= István Kassai =

Hungarian musician

István Kassai (born 26 March 1959) is a Hungarian pianist. He graduated at the Budapest Liszt Academy of Music in 1982 studying in the class of Pál Kadosa. Then in 1984 he pursued his second diploma in the Conservatoire Européen de Musique de Paris under the close supervision of Yvonne Lefébure. During and after his studies he also undertook several master courses, such as the one led by György Cziffra in Senlis and Keszthely, too.
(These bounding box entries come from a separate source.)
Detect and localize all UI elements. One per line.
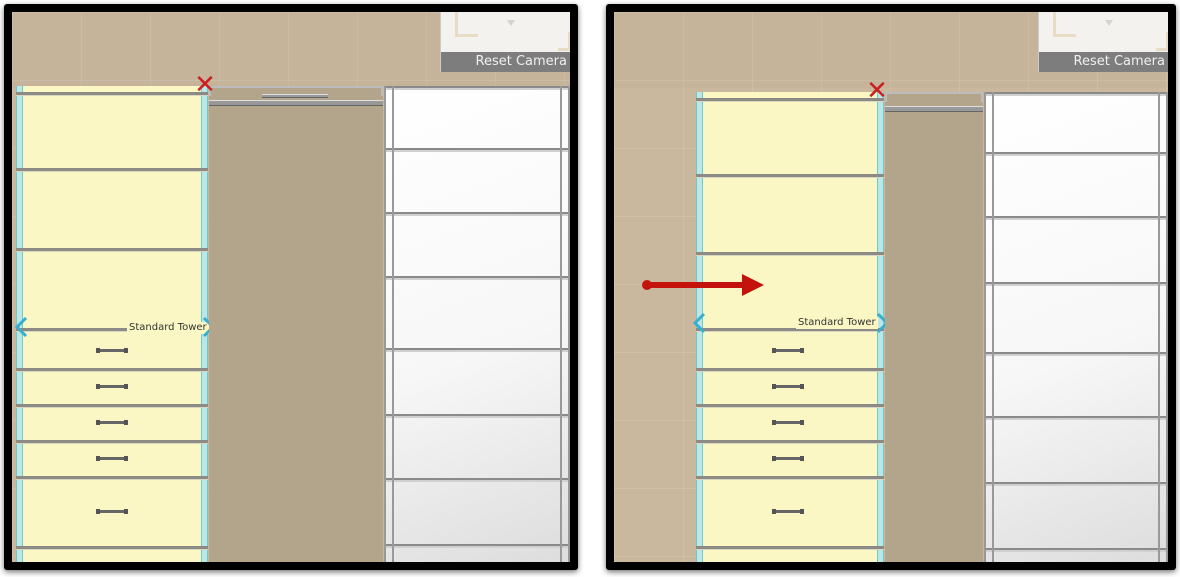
reset-camera-button[interactable]: Reset Camera — [1039, 52, 1168, 72]
drawer-handle — [772, 384, 804, 389]
tower-side — [1158, 92, 1160, 562]
shelf — [984, 216, 1168, 220]
hanging-section[interactable] — [885, 92, 983, 562]
drawer-divider — [16, 404, 208, 408]
shelf — [384, 478, 570, 482]
camera-corner-icon — [455, 12, 478, 37]
shelf — [696, 98, 884, 102]
tower-label: Standard Tower — [127, 322, 209, 334]
drawer-handle — [96, 384, 128, 389]
tower-side — [1166, 92, 1168, 562]
shelf — [984, 548, 1168, 552]
drawer-handle — [96, 509, 128, 514]
camera-corner-icon — [1053, 12, 1076, 37]
camera-tilt-icon[interactable] — [507, 20, 515, 26]
tower-side — [984, 92, 986, 562]
shelf — [984, 92, 1168, 96]
shelf — [696, 174, 884, 178]
shelf — [16, 168, 208, 172]
tower-side — [384, 86, 386, 562]
drawer-handle — [96, 348, 128, 353]
shelf — [984, 282, 1168, 286]
chevron-left-icon[interactable] — [14, 316, 28, 338]
drawer-divider — [696, 440, 884, 444]
drawer-divider — [696, 546, 884, 550]
tower-side — [392, 86, 394, 562]
drawer-divider — [696, 404, 884, 408]
drawer-divider — [696, 476, 884, 480]
shelf — [384, 414, 570, 418]
shelf — [16, 92, 208, 96]
drawer-divider — [696, 368, 884, 372]
drawer-handle — [772, 420, 804, 425]
drawer-handle — [96, 420, 128, 425]
camera-corner-icon — [1156, 32, 1168, 51]
shelf — [984, 482, 1168, 486]
reset-camera-button[interactable]: Reset Camera — [441, 52, 570, 72]
camera-widget[interactable]: Reset Camera — [440, 12, 570, 72]
drawer-handle — [772, 456, 804, 461]
closet-viewport[interactable]: Standard Tower ✕ Reset Camera — [12, 12, 570, 562]
shelf — [384, 212, 570, 216]
drawer-divider — [16, 476, 208, 480]
camera-corner-icon — [558, 32, 570, 51]
hanging-rod-upper — [262, 94, 328, 98]
shelf — [384, 544, 570, 548]
tower-side — [568, 86, 570, 562]
drawer-handle — [772, 348, 804, 353]
tower-side — [560, 86, 562, 562]
screenshot-panel-after: Standard Tower ✕ Reset Camera — [606, 4, 1176, 570]
camera-tilt-icon[interactable] — [1105, 20, 1113, 26]
hanging-frame-top — [885, 92, 983, 102]
shelf-tower[interactable] — [984, 92, 1168, 562]
hanging-rod — [885, 106, 983, 112]
shelf — [984, 152, 1168, 156]
shelf — [384, 276, 570, 280]
shelf — [696, 252, 884, 256]
red-arrow-icon — [642, 274, 764, 296]
shelf — [984, 416, 1168, 420]
close-x-icon[interactable]: ✕ — [864, 78, 890, 104]
hanging-rod — [209, 100, 383, 106]
drawer-handle — [772, 509, 804, 514]
drawer-divider — [16, 368, 208, 372]
shelf-tower[interactable] — [384, 86, 570, 562]
tower-side — [992, 92, 994, 562]
camera-widget[interactable]: Reset Camera — [1038, 12, 1168, 72]
drawer-handle — [96, 456, 128, 461]
shelf — [384, 348, 570, 352]
drawer-divider — [16, 440, 208, 444]
shelf — [384, 148, 570, 152]
shelf — [984, 352, 1168, 356]
screenshot-panel-before: Standard Tower ✕ Reset Camera — [4, 4, 578, 570]
shelf — [16, 248, 208, 252]
tower-label: Standard Tower — [796, 317, 878, 329]
shelf — [384, 86, 570, 90]
drawer-divider — [16, 546, 208, 550]
close-x-icon[interactable]: ✕ — [192, 72, 218, 98]
hanging-section[interactable] — [209, 86, 383, 562]
closet-viewport[interactable]: Standard Tower ✕ Reset Camera — [614, 12, 1168, 562]
chevron-left-icon[interactable] — [692, 312, 706, 334]
arrow-tail-dot — [642, 280, 652, 290]
arrow-head — [742, 274, 764, 296]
During his career, he has won several first prizes in international competitions such as the International Youth Piano Competition in Ústí nad Labem 1972 in Czechoslovakia, the Hungarian Radio Piano Competition in 1979, and the Premier Grand Prix in the International Debussy Piano Competition, Saint-Germain-en-Laye, Paris in 1982. He was acknowledged by the ARTISJUS-Prize in 1976, the Bonnaud-Chevillion-Prize of the Fondation de France in 1986, the Nívó Prize of the Hungarian Radio in 1990, the Ferenc Liszt Prize in 2001 and the Weiner Leó Memorial Prize in 2010. He is a full member in the Hungarian Academy of Arts since 2013.
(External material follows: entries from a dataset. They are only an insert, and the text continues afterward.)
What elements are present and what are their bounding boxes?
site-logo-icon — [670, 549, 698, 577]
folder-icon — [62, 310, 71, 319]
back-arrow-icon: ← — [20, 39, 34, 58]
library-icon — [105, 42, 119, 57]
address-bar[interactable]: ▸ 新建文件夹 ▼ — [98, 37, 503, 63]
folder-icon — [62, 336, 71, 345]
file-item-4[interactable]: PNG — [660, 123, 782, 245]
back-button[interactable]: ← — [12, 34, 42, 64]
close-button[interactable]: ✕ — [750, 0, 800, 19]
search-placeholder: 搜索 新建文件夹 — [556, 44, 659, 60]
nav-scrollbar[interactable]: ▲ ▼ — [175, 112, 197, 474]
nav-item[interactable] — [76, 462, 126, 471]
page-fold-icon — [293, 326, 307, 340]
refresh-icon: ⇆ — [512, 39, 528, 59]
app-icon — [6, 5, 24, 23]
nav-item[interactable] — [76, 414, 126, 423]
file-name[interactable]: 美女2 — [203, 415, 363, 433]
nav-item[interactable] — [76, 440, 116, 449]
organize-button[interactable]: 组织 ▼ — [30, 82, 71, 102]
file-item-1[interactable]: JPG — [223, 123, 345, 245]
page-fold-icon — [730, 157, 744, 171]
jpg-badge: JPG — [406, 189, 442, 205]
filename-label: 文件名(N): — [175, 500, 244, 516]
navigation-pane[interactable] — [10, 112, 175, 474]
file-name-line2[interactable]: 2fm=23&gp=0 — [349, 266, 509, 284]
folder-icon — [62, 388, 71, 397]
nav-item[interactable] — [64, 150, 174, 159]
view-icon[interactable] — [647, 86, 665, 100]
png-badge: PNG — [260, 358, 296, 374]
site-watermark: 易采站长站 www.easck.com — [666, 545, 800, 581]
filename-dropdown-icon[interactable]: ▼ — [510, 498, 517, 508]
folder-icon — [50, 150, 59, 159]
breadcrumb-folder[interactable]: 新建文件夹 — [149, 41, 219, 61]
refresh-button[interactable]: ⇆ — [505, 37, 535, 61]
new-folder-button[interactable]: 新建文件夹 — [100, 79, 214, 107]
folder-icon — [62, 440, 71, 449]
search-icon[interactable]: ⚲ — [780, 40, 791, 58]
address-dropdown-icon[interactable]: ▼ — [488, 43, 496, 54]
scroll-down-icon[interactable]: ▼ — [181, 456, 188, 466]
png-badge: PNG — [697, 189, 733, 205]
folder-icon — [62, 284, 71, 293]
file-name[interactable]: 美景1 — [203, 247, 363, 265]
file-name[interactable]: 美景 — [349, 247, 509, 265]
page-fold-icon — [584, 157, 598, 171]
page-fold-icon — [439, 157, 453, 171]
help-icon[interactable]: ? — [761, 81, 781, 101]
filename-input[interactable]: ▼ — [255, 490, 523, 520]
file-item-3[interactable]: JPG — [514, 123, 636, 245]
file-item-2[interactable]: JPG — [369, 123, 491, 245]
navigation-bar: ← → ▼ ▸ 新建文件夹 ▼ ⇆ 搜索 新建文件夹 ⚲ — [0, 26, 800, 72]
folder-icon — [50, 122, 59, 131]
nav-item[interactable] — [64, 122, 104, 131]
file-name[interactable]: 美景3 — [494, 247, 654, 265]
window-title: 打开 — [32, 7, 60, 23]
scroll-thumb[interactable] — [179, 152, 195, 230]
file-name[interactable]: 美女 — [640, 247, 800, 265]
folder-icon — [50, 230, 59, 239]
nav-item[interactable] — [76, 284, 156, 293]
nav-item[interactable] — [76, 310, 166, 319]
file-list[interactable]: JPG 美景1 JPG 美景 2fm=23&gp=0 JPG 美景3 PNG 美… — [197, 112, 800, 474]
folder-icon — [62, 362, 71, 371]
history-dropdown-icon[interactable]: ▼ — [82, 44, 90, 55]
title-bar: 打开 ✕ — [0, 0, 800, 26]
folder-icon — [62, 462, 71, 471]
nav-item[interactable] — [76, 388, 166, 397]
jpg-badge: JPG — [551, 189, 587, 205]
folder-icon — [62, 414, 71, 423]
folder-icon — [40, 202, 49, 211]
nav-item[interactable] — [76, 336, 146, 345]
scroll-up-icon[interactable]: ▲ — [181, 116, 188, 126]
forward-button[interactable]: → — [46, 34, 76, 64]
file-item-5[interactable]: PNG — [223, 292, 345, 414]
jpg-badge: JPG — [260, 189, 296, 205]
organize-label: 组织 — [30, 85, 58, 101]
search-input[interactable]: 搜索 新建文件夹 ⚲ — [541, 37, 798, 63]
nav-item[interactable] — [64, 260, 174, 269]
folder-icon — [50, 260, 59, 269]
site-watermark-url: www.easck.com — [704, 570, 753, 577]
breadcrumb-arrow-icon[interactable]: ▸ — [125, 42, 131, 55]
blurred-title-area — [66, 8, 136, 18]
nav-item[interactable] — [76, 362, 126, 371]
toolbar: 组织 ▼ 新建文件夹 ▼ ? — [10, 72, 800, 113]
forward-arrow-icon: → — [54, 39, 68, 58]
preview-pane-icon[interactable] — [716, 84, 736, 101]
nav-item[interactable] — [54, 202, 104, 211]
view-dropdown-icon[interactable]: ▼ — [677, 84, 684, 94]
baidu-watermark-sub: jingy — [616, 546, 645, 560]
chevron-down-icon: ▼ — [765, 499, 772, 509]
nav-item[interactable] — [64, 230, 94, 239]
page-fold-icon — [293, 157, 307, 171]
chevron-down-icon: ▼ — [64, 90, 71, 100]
István Kassai made CD recordings of the complete piano works of Ernest Bloch, Ferenc Erkel, Mihály Mosonyi, Leó Weiner, Jenő Hubay and Sándor Balassa, which was followed by more than a dozen of CD releases including works by Ernő Dohnányi, Ferenc Liszt, Béla Bartók, Robert Volkmann, Imre Széchényi and Johannes Brahms. At his concerts, he played the premieres or the first modern performances of numerous piano works i.e. pieces of Brahms and Bartók. The Hungarian Radio has archived many recordings of his performances. He has published numerous articles and studies on music and edited many volumes of sheet music by composers and musicians such as Liszt, Mosonyi, Hubay, Weiner and György Cziffra.